Tuesday afternoon, police announced they wrapped up a three-day initiative in Kensington that focused on getting drugs off the streets. This comes after a series of deadly overdoses.
The police Narcotics Unit proudly displayed the results of last week's sweep in the East Division, focusing mainly on the drug-infested Kensington Avenue neighborhood, where there's been a jump in related violence and overdoses.
Police made over 170 arrests in efforts to improve the quality of life in the rough section of town.
Thousands of dollars in heroin and other narcotics seized in a 3-day sweep of Kensington..I'll report live at 4:30 pic.twitter.com/5bgQaUxu4Z— Vernon_Odom (@Vernon_Odom) December 20, 2016
Over $225,000 worth of drugs - from heroin, powder cocaine and crack, to marijuana and OxyContin - were seized.
Philadelphia Police Inspector Melvin Singleton says, "As a result of investigations that led us to individual houses, individual corners, we locked in on certain drug dealers, drug organizations, and made arrests when we had enough probable cause to do so."
Captain Mike Cram of the 25th District says, "We have great community groups that are kind of trapped in those heroin markets.

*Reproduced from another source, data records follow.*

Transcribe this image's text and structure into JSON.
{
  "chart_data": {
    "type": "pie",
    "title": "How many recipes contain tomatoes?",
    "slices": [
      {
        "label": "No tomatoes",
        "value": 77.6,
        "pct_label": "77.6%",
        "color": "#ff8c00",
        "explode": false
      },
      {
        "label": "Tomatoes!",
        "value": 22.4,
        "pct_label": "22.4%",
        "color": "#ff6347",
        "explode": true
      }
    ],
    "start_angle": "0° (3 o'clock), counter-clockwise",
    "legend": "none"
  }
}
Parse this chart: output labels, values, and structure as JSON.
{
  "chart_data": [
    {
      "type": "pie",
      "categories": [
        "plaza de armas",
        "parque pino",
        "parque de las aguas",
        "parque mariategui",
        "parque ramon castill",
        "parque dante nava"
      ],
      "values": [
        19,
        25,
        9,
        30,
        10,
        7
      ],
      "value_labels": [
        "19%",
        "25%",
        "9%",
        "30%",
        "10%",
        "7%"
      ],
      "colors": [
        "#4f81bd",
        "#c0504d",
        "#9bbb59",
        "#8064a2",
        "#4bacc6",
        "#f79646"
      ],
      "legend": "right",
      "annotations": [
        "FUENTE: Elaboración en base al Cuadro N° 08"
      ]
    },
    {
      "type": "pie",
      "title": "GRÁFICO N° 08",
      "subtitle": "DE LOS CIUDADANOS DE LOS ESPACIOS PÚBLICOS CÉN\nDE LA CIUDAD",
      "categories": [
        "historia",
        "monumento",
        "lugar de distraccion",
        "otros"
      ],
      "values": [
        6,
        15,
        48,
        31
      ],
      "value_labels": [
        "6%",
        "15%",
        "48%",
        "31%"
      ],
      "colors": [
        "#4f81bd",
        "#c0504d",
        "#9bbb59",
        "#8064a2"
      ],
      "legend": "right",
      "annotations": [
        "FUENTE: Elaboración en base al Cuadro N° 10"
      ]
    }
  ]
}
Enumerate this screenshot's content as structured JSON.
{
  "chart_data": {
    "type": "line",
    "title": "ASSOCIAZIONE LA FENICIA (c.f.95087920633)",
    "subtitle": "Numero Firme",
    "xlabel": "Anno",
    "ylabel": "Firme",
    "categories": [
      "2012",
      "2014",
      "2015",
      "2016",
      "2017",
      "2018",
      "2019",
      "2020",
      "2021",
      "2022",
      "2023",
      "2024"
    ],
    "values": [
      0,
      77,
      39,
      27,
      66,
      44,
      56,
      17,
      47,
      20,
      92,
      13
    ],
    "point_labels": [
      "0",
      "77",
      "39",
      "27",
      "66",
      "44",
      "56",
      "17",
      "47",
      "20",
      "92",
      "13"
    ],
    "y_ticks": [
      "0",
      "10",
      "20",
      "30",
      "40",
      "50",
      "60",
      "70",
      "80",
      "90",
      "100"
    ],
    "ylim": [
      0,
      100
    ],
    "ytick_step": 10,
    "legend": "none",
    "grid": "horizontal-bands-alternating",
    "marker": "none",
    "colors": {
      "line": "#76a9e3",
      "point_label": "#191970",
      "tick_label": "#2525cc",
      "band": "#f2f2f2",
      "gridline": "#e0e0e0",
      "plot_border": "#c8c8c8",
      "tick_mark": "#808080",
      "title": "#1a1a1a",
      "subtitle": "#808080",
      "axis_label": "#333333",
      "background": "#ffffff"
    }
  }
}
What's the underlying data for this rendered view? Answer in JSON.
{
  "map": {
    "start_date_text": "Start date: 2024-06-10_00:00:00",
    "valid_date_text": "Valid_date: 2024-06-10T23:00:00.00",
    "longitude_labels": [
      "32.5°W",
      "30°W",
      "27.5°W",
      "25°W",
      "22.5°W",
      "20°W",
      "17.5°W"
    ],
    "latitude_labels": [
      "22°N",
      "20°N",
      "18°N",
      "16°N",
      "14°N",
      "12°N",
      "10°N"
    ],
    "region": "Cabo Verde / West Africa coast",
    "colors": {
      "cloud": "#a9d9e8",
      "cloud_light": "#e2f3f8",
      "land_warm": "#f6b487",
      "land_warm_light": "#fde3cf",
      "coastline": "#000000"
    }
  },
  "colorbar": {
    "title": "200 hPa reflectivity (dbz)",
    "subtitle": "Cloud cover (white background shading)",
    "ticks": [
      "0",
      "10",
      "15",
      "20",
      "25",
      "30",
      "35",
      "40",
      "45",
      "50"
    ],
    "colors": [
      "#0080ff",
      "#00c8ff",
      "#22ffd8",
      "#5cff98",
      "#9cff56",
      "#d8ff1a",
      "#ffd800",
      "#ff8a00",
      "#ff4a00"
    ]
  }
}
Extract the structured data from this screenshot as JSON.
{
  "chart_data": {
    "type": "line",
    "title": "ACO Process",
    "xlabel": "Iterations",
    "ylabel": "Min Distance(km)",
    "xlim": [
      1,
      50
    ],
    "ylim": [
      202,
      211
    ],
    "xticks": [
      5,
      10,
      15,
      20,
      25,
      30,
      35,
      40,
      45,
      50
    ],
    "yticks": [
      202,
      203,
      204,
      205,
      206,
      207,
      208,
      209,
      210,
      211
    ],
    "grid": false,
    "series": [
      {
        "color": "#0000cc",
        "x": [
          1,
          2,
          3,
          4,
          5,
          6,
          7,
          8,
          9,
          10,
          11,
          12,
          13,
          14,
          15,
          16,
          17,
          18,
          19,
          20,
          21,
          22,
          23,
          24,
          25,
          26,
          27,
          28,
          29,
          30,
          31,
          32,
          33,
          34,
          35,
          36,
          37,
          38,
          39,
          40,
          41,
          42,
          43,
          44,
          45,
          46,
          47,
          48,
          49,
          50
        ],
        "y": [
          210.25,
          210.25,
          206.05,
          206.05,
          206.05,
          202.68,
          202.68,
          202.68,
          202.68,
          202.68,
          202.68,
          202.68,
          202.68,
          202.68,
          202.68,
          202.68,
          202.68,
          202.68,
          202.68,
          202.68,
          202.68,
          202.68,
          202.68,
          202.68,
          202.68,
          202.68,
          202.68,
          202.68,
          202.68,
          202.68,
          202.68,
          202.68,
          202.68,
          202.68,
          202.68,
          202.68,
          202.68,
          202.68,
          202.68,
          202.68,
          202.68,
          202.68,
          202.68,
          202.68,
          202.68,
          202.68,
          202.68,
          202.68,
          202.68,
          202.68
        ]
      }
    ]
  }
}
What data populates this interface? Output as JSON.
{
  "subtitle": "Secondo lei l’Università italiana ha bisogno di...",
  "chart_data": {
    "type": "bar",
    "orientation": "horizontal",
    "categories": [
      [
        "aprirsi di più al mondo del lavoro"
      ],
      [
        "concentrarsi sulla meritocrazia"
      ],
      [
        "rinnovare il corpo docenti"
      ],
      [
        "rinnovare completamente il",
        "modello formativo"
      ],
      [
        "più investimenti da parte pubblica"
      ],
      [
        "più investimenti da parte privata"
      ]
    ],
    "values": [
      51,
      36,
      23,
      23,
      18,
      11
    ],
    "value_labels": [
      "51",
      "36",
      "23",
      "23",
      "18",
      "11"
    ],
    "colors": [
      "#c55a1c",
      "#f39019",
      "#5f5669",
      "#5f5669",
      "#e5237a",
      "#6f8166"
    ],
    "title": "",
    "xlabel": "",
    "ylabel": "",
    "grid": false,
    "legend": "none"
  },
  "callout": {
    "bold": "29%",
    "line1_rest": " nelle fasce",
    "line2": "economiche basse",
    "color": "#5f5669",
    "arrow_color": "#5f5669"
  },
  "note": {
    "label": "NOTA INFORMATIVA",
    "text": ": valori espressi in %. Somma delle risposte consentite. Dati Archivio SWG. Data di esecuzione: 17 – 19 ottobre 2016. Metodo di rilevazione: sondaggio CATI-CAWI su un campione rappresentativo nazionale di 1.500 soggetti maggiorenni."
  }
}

And when they see a big operation like this, it gives them hope. And that's what they need - they need hope down there. So it was successful from that end."
Police display guns and heroin confiscated during 3-day sweep along Kensington avenue.!! pic.twitter.com/keUBXsyJfH— Vernon_Odom (@Vernon_Odom) December 20, 2016
More than 20 guns were seized - many of them high-powered weapons - and thousands of dollars in cash from those dealers who are flushed with it.
Many of the solid residents in the district have seen these sweeps before, only to have the dope markets flourish anew. But hope springs eternal.
"All these drug sweeps is something they've been continuing to do for years and years. Things been going on," said resident Will Fowler.
When we asked Fowler if the sweeps have ever done any good, he said, "I suppose it does. Yes."
Police say 10 percent of the arrests were out of towners, meaning suburbanites.